A Novel Ferroptosis-Related Biomarker Signature to Predict Overall Survival of Esophageal Squamous Cell Carcinoma

Abstract

Esophageal squamous cell carcinoma (ESCC) accounts for the main esophageal cancer (ESCA) type, which is also associated with the greatest malignant grade and low survival rates worldwide. Ferroptosis is recently discovered as a kind of programmed cell death, which is indicated in various reports to be involved in the regulation of tumor biological behaviors. This work focused on the comprehensive evaluation of the association between ferroptosis-related gene (FRG) expression profiles and prognosis in ESCC patients based on The Cancer Genome Atlas (TCGA) and Gene Expression Omnibus (GEO). ALOX12, ALOX12B, ANGPTL7, DRD4, MAPK9, SLC38A1, and ZNF419 were selected to develop a novel ferroptosis-related gene signature for GEO and TCGA cohorts. The prognostic risk model exactly classified patients who had diverse survival outcomes. In addition, this study identified the ferroptosis-related signature as a factor to independently predict the risk of ESCC. Thereafter, we also constructed the prognosis nomogram by incorporating clinical factors and risk score, and the calibration plots illustrated good prognostic performance. Moreover, the association of the risk score with immune checkpoints was observed. Collectively, the proposed ferroptosis-related gene signature in our study is effective and has a potential clinical application to predict the prognosis of ESCC.

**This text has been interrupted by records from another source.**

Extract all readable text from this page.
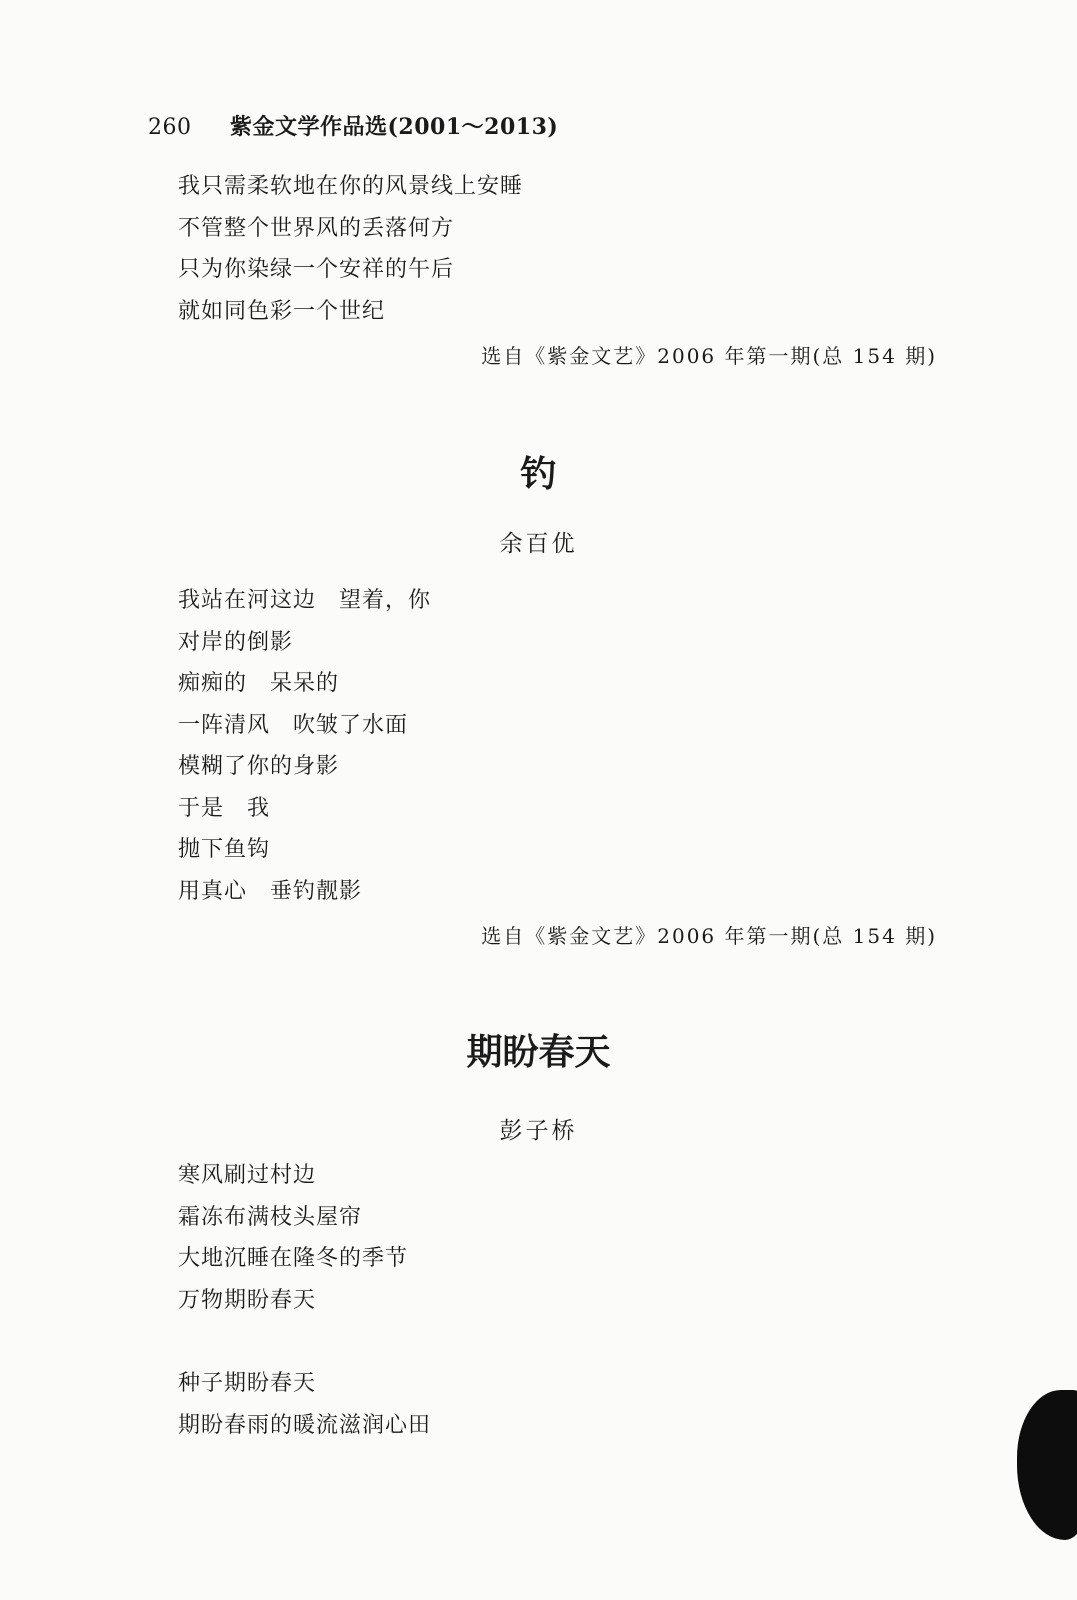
260 紫金文学作品选(2001～2013)
我只需柔软地在你的风景线上安睡
不管整个世界风的丢落何方
只为你染绿一个安祥的午后
就如同色彩一个世纪
选自《紫金文艺》2006 年第一期(总 154 期)
钓
余百优
我站在河这边　望着，你
对岸的倒影
痴痴的　呆呆的
一阵清风　吹皱了水面
模糊了你的身影
于是　我
抛下鱼钩
用真心　垂钓靓影
选自《紫金文艺》2006 年第一期(总 154 期)
期盼春天
彭子桥
寒风刷过村边
霜冻布满枝头屋帘
大地沉睡在隆冬的季节
万物期盼春天
种子期盼春天
期盼春雨的暖流滋润心田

Keywords: GEO; TCGA; esophageal squamous cell carcinoma; ferroptosis; gene signature; prognosis.

FIGURE 1

Construction of the seven-ferroptosis-gene signature. (A) Cross-validation for tuning parameter screening upon LASSO regression analysis. (B) LASSO coefficient profiles for those intersected genes. (C) Forest plot of hazard ratios exhibiting the prognostic worth of seven FRGs.

FIGURE 2

Risk score of the prognostic signature that comprises seven FRGs for OS in four cohorts. (A) Risk score distribution and survival status of high- and low-risk patients. (B) Kaplan–Meier analysis on high- and low-risk patients. (C) Time-dependent ROC curve analyses on the GEO training set, GEO validation set, entire GEO set, and TCGA validation set.

FIGURE 3

Subgroup analyses based on different clinical features of ESCC cases: (A) age ≤65, (B) age >65, (C) male, (D) female, (E) stage I-II, (F) stage III, (G) T1-T2, (H) T3-T4, (I) N0, and (J) N1–N3.

FIGURE 4

Prognostic signature in combination with clinical parameters for predicting prognostic outcomes for ESCC cases. (A) Univariate analysis and (B) multivariate analysis containing the risk score and clinical factors. (C) Nomogram for predicting one-, three-, and five-year OS. (D–F) Calibration curves of nomogram on consistency between predicted and observed one-, three-, and five-year survival.

FIGURE 5

GSEA in high- and low-risk patients: (A) adhesion molecules, (B) chemokine signaling pathway, (C) KRAS signaling, and (D) IL-2/STAT5 signaling.

FIGURE 6

Immune checkpoint analysis. (A–B) Heatmap of immune checkpoints between high- and low-risk patients in GSE53625 and TCGA datasets. Differential expression of immune checkpoints in high- vs. low-risk patients: (C) BTLA, (D) CTLA4, (E) CD40, (F) CD40LG, (G) TIM-3, and (H) HHLA2.

FIGURE 7

Differentiation analysis of the signature genes among ESCCs and normal tissues based on GSE53625 dataset.

FIGURE 8

Protein expression of signature genes in HPA database. (A) protein expression of ALOX12. (B) protein expression of ALOX12B. (C) protein expression of MAPK9. (D) protein expression of SLC38A1. (E) protein expression of ZNF419.

FIGURE 9

Effects of inhibiting the expression of SLC38A1 on ESCC cell proliferation and migration. (A) SLC38A1 was upregulated within KYSE-150 and Eca109 cells relative to HEECs by the qRT-PCR assay and western blot analysis. (B) The expression of SLC38A1 was downregulated in KYSE-150 and Eca109 cells by siRNAs. (C–E) KYSE-150 and Eca109 cell proliferation after anti-SLC38A1 siRNA transfection was measured using CCK-8 assays (C, D) and colony formation assays (E). (F) Transwell assays for ESCC cell migration (scale bars: 100 μm).